The issue has inflamed passions, highlighting the increasing religious-secular divide in the Jewish state and Arab Israelis’ uneasy relationship with the Jewish state.
An estimated 20,000 Israelis took to the streets of Tel Aviv over the weekend in support of the proposed changes.
Sara Turkenitch had four children serve in the Israel Defense Forces.
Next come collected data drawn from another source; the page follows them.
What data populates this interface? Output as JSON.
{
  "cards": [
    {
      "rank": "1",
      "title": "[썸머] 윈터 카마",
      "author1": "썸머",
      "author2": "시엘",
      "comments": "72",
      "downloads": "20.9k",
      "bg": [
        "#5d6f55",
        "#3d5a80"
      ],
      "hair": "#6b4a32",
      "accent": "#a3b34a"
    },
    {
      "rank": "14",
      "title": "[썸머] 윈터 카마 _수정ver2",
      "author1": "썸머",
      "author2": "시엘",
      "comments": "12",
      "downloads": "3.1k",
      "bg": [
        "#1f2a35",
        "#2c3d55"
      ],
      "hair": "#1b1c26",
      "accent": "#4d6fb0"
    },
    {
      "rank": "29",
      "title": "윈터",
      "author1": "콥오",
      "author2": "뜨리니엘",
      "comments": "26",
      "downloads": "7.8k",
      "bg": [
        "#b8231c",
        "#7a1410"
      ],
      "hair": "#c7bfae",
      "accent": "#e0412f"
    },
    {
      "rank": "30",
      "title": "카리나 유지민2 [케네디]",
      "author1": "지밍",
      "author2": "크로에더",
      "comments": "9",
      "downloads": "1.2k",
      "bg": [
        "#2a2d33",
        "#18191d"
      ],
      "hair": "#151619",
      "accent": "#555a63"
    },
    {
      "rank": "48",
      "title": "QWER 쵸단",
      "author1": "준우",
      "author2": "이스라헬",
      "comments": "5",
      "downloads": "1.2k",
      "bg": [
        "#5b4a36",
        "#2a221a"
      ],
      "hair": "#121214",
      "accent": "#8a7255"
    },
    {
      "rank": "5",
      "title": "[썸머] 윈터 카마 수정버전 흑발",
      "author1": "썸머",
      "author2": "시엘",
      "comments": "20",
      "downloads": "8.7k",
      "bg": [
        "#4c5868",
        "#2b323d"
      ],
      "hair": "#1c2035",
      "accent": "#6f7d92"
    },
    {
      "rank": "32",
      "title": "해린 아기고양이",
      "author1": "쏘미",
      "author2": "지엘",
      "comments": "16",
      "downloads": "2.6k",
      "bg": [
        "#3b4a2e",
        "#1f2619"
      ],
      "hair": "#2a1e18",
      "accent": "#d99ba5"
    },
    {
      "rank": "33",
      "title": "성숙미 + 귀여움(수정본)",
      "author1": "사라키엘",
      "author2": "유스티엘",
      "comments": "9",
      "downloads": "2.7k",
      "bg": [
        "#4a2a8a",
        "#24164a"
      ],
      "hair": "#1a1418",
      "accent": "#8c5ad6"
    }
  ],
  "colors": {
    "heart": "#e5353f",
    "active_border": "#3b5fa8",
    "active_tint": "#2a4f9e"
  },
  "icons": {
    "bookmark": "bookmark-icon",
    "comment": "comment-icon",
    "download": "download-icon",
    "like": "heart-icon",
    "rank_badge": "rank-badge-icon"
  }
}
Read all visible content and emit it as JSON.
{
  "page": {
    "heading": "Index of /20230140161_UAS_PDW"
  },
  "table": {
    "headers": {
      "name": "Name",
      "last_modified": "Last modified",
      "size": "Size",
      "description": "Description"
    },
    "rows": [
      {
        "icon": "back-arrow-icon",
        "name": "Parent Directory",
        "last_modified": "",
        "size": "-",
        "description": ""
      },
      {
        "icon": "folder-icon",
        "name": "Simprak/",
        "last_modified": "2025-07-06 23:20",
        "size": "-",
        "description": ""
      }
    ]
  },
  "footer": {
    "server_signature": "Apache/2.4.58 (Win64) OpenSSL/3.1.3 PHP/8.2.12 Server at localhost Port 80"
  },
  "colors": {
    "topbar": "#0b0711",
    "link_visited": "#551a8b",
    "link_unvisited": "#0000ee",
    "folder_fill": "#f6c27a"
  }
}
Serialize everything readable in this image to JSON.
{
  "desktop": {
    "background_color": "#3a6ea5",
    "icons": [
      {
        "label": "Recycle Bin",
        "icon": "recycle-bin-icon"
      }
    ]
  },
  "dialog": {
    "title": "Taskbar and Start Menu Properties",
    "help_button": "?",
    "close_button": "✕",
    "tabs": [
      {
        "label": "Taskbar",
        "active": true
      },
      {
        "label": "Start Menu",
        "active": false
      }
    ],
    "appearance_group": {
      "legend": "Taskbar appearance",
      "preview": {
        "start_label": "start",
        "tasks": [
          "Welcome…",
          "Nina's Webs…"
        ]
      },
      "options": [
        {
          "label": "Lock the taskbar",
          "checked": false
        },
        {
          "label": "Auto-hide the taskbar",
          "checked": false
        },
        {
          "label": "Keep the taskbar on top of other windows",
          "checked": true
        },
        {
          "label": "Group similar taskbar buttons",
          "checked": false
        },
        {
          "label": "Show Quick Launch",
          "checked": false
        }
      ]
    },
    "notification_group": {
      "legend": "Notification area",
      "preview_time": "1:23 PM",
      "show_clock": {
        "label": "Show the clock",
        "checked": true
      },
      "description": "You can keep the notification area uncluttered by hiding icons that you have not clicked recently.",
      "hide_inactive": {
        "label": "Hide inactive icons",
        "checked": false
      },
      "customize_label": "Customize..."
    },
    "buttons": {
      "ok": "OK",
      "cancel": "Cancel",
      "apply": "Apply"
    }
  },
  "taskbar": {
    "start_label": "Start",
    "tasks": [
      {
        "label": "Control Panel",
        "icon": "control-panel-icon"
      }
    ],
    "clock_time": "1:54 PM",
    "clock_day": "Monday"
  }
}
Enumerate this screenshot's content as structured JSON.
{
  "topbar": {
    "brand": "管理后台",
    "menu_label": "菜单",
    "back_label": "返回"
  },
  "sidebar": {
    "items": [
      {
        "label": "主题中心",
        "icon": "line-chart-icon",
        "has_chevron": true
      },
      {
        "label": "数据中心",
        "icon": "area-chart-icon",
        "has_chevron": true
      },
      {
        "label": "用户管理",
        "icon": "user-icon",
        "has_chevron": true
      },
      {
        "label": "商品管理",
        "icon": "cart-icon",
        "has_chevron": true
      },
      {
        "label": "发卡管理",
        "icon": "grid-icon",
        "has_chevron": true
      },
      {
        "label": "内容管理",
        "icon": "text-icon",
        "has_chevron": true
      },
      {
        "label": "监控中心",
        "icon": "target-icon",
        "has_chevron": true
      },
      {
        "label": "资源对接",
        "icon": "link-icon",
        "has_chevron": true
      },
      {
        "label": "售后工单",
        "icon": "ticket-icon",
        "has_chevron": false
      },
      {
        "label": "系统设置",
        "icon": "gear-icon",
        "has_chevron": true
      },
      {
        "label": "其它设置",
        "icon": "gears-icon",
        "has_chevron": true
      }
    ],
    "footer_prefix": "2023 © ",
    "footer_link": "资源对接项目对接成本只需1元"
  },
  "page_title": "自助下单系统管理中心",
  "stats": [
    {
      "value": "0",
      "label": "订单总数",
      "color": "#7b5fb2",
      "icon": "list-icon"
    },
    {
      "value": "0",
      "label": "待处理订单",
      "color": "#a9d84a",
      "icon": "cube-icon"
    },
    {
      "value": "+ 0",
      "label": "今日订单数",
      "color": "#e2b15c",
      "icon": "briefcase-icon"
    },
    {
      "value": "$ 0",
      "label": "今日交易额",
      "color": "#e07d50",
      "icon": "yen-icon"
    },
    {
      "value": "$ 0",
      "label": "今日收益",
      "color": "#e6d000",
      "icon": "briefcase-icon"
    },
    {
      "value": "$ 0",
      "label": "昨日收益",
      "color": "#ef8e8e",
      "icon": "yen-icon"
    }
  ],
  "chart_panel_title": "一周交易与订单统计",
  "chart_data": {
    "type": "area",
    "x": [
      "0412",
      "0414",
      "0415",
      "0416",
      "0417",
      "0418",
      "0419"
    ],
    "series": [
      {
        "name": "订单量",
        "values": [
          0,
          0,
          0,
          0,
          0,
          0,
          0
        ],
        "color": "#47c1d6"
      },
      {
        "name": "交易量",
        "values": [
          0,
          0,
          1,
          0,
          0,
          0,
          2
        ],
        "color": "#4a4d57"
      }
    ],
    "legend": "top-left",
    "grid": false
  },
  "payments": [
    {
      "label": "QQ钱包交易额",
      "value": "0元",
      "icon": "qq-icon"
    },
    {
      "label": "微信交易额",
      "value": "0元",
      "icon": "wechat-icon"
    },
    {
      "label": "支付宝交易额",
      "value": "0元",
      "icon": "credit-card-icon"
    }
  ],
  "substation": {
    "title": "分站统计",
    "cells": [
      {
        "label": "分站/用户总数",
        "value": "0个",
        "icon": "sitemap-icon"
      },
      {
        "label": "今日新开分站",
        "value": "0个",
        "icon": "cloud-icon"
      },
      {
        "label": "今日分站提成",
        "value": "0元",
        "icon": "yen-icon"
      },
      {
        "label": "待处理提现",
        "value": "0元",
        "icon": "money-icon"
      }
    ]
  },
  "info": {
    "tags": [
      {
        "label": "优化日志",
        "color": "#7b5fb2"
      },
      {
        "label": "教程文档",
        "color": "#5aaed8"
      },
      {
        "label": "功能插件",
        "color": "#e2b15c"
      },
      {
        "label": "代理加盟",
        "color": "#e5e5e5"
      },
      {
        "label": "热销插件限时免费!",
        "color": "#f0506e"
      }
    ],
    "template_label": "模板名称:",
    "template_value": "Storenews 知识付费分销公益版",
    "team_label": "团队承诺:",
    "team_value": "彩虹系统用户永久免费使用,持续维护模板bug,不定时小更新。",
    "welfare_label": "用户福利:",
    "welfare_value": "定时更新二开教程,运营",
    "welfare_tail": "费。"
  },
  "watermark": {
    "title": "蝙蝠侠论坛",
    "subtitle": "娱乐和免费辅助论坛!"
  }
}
She says the ultra-Orthodox receive many subsidies but give nothing back to the state, and she thinks they should.
“They are not working, they are not serving the country. But they want our money. So it makes me furious,” she says.
‘Why Should We Do National Service?’
The outrage is also strong in places such as the city of Umm el-Fahm, home to about 60,000 of Israel’s estimated 1.5 million Arab-Israeli citizens.
Even though it’s technically part of a booming Israel, it seems to exist in a parallel universe. Umm el-Fahm is overcrowded, the streets are filled with potholes, and, says resident Iyad Ighbariyeh, it doesn’t even have a single hospital.
His wife gave birth three days ago and he had to take her to the nearby Jewish town.
We are the second largest city of Palestinians in Israel, he says, and we don’t even have the basic infrastructure.
Palestinians with Israeli citizenship have long complained that they have been discriminated against and ignored. Unlike ultra-religious Jews who have been given generous subsidies and aren’t required to work, Israeli Arabs say they have largely been left to their own devices.
And so Ighbariyeh says he’s against national service for his community. He says the Israeli government took over Palestinian land and treated Palestinians like second-class citizens ever since. Why should we do national service for a Jewish state? he asks.
Community leaders agree. While there seem to be no plans right now to oblige Israeli-Arabs to join the IDF, Jewish Israeli leaders want young Israeli Arabs to do some kind of community service in their own towns and cities.
But where would they serve? asks Haneen Zoabi, a Palestinian member of the Israeli Knesset.
“We don’t have libraries, we don’t have hospitals,” she says.
But that’s not the main problem, she says: “It’s more a loyalty discourse.”
Zoabi says this is another way of forcing the Palestinian population of Israel to relinquish their heritage.
“Rights to the citizens must be absolute rights. They cannot be conditioned on whether you serve in the army or not, or you serve in the civic service or not,” Zoabi says. “This is a tool to justify the discrimination towards me.”
Others Say Arabs ‘Just Want To Receive’
Another complaint is that there has been no consultation with Arab-Israeli leaders in drafting the new law.
Ayman Odeh heads the Coalition Against Civic Service. He says that Arab Israelis work and pay taxes, and those taxes go to build settlements and support the occupation. The country doesn’t need compensation from us, he says, we need compensation from it.
David Rotem is with Yisreal Beitenu, the party headed by ultranationalist Avigdor Lieberman. It’s in the ruling coalition government and is leading the charge to make Arab-Israeli participation in national service mandatory.
“Citizenship is a partnership now, if you don’t want to be a partner and you don’t want to pay your debts to the society, don’t come and ask for rights,” he says.
He agrees Arab Israelis are discriminated against but says that’s fair.
“They are discriminated against because they don’t want to give anything to the state, they just want to receive,” he says.
But back in Umm el-Fahm, Arab Israelis say they don’t get much from the state at all.
Nonetheless, 18-year-old Mohammed Mazen says he would like to do national service. He sees the difference between Jews and Arabs in Israel and says maybe if he serves he can finally be treated as an equal.